I have conflicting reports about this so hopefully someone can clear it up.

Microsoft's website seems to indicate that if your domain controller is running Small Business Server 2011 Standard and a 2nd server is running Server 08 R2, the 2nd server cannot be a backup domain server. Though, depending on how you interpret it, it may be suggesting that only another SBS *Standard* machine can't act as a backup domain controller but other OSes can.

It does specifically state though that SBS Premium Add-On _can_ act as a backup domain server.

My actual server vendor says that's not true and 08 can run as a backup domain controller just fine in that scenario.

We're considering a future software suite that requires SQL Server so the OS decision might be made up by that but I'd still like to know what the truth is as far as the domain servers go.


----------



## Wand3r3r (Sep 17, 2010)

There is no such thing as a backup domain controller in Active Directory. BDCs only existed in NT.

SBS will always run as a domain controller. You can not have a 2nd SBS in that domain.

You can have another server acting as a DC though to a SBS.
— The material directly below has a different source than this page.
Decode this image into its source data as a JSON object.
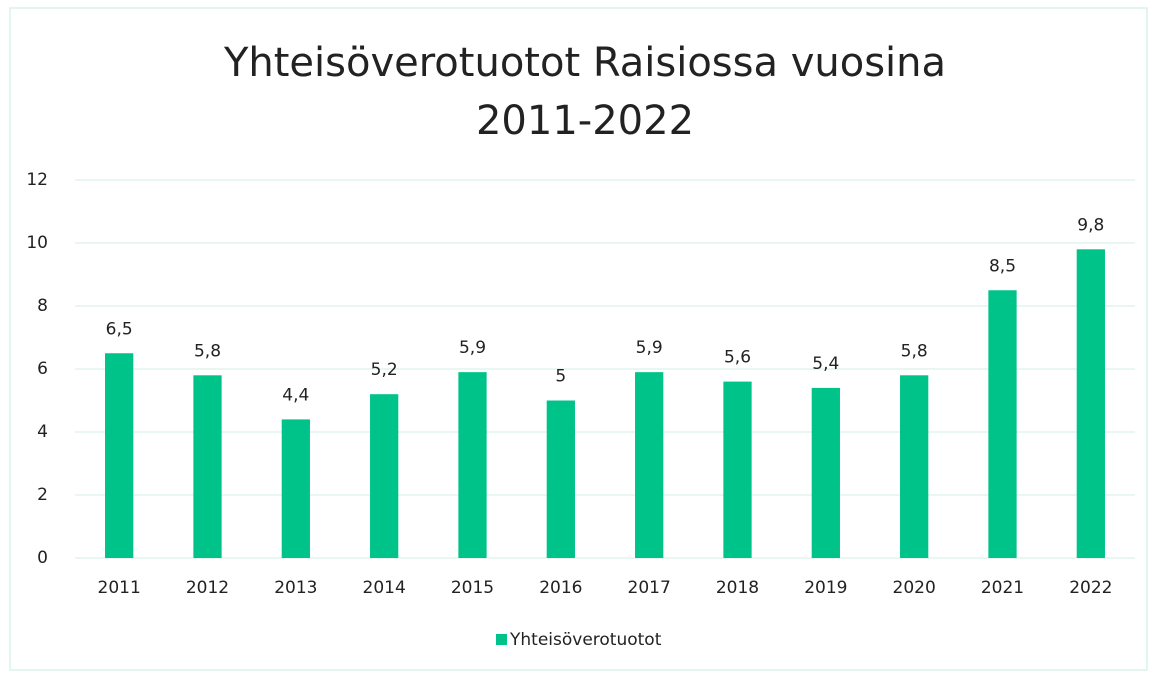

This should be a good read for you
Debunking Myths About Additional Domain Controllers In SBS Domains - The Official SBS Blog - Site Home - TechNet Blogs


----------



## des (Dec 17, 2007)

Wow, so they even changed the name of "backup domain controllers" since my one and only server class in college lol. MS really likes to complicate things. Well, that process they outlined was pretty straightforward for our future 08 server so I'm glad users will still be able to log in when it goes down.

This was a bit out of the scope of the article (and this thread :whistling but after warning about the 7 day countdown to Shutdown-Fest 2012, they never mentioned one pretty important thing. Can SBS Premium Add-On run on the same network as SBS Standard without them shutting down after 7 days? I mean it's called "Premium Add On" which could easily mean, add it on to your network, lol. Or it could mean it's an add-on to SBS and still can't run with itself. But then it "contains" Server 08 which seems to suggest it's to run on the same network.

Even if you read the entire wikipedia article on Small Business Server, they might as well have replaced the tiny bit of info on SBS Premium Add-On with "seriously, we have no idea what the hell it is." So what's the story on it?


----------



## djaburg (May 15, 2008)

My strong suspicion would be no it can't.


----------



## Dave Atkin (Sep 4, 2009)

You can only have one SBS running on the network. If you have a second then they will detect each other and one will shutdown. The only time you would ever have two on the network would be if you are doing a migration.


Dave


----------



## Wand3r3r (Sep 17, 2010)

I believe that is only half the story.

You can have multiple SBS on the same network. They can not be in the same domain or one will be shut down.


----------